- The top five publicly-listed Nigerian companies suffered N1.7 trillion foreign exchange losses in 2024
- The figure surpassed the losses recorded by the companies in 2023
- The losses were due to naira depreciation, frequent policy changes, among other macroeconomic factors
The top five publicly listed companies in Nigeria have reported a combined foreign exchange (FX) loss of N1.7 trillion in their full-year 2024 financial results.
The companies are MTN Nigeria, Dangote Cement, Nestle, Nigerian Breweries, and BUA Foods.

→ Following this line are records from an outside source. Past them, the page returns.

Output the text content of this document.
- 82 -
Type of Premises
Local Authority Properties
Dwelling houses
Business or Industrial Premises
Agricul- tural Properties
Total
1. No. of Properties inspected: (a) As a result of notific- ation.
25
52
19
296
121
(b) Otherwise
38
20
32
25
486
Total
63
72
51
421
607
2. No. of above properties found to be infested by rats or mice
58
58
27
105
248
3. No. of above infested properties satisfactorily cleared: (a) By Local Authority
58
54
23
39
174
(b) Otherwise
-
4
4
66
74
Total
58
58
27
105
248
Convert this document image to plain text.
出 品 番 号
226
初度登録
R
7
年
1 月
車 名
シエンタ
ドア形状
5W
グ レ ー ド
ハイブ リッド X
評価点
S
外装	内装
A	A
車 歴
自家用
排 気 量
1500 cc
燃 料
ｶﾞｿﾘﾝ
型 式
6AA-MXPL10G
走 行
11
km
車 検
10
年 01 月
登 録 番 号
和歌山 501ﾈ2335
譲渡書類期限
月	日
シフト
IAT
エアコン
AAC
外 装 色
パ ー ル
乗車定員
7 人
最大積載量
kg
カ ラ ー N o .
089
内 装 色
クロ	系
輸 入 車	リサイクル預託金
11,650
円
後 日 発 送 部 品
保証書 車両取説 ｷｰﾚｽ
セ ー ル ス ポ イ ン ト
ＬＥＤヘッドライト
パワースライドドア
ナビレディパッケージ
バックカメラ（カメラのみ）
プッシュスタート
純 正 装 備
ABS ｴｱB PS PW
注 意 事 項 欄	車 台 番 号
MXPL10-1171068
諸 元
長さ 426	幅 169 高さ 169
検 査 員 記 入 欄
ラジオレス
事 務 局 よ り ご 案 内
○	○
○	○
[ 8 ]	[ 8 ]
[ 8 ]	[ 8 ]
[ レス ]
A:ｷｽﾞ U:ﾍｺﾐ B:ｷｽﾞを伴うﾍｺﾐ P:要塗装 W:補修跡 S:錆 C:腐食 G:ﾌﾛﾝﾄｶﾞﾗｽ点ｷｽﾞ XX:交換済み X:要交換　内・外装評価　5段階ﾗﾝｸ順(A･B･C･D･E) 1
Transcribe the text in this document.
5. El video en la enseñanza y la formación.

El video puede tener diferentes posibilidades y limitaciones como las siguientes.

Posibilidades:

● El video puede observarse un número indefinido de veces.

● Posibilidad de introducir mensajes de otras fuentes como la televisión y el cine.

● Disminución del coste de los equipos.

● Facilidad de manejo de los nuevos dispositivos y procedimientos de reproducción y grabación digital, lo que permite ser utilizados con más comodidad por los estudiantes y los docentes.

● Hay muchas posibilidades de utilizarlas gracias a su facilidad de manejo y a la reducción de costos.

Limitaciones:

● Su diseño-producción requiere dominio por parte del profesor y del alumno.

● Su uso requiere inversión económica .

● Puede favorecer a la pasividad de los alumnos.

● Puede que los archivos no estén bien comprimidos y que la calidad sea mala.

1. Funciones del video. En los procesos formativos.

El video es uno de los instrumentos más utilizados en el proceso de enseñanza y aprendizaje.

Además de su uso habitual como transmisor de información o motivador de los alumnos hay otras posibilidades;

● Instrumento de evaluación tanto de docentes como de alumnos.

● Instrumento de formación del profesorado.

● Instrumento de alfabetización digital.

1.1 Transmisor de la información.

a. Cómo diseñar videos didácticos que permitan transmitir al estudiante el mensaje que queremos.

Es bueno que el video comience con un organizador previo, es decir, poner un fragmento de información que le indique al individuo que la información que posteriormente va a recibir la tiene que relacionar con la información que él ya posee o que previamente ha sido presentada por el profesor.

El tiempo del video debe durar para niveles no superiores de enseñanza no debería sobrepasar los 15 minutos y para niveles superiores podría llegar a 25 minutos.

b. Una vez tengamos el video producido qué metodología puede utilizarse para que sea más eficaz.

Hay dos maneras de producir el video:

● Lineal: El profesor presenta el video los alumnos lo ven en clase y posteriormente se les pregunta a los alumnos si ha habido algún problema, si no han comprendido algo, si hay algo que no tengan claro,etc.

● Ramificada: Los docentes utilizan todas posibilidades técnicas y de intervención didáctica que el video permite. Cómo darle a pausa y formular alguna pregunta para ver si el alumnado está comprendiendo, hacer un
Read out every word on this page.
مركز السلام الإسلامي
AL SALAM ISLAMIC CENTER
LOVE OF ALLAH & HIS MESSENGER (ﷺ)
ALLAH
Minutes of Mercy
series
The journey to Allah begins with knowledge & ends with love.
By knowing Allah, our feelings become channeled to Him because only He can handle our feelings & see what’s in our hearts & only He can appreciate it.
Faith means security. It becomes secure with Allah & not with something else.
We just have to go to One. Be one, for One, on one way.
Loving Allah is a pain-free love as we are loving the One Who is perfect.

An analysis of their financial results in the past year showed the amount of FX lost surpassed the recorded losses in 2023.
MTN Nigeria recorded FX loss of about N1.03 trillion in 2024, a 23.7 per cent increase compared to the N834.28 billion recorded in 2023.
This led to N550.33 billion loss recorded in 2024 from N177.89 billion seen in 2023 and a loss after tax of N400.44 billion in 2024.
The telecommunications company, however, said it reduced its outstanding dollar obligations by 95 per cent to approximately $20.8 million.
Dangote Cement declared N249.3 billion FX loss in 2024, a 52 per cent increase from the N164.08 billion recorded in 2023.
Nestle Nigeria reported an FX loss of N290.7 billion, which led to N221.6 billion loss before tax in 2024, up from N104.03 billion recorded in 2023.
For Nigerian Breweries, reported FX loss stood at N157.59 billion in 2024, leading to loss before tax of N182.92 billion in 2024 from N145.22 billion in 2023.
BUA Foods saw an FX loss of N188.7 billion in full-year 2024
Factors responsible for FX losses
According to a report by Financial Derivatives Company (FDC) Limited, the depreciation of the naira, which weakened by an average of 50 per cent between 2023 and 2024, was a major factor responsible for the losses.
FDC Limited added that apart from the volatility of the foreign exchange market, other additional challenges, such as frequent policy changes and excessive taxation, impacted earnings across industries.
It also stated that increased interest rates, which reached 27.50 per cent in 2024, have made debt servicing and financing expansion projects more expensive, limiting business growth.
In addition, the rising cost of raw materials, energy, and labour has also reduced profit margins, further weakening financial performance.
The FDC report stressed that heightened inflation and a weaker naira have eroded purchasing power, leading to lower demand for goods and services.
“Companies failing to embrace digital transformation are losing their competitive edge in an increasingly tech-driven market.
“Delays in production caused by import bans, logistics challenges, and global supply chain disruptions have slowed business operations.
“Frequent policy shifts, overregulation, and excessive taxation have created uncertainties, making long-term business planning difficult,” it stated.
Airtel Africa, Dangote Cement, BUA Foods, six other stocks above $1 billion at the NGX
Meanwhile, TheRadar earlier reported that of the 160 companies listed on the Nigerian Exchange (NGX) as of November 2024, only a few had $1 billion in market capitalisation, while the NGX had a total market capitalisation of N58.91 trillion ($35.31 billion), with only nine firms accounting for 70.31 per cent of the amount.
The top three companies on the NGX, which are Airtel Africa, Dangote Cement, and BUA Foods, account for 39.77 per cent of the market capitalisation as they have a collective value of N23.535 trillion (approximately $14.046 billion).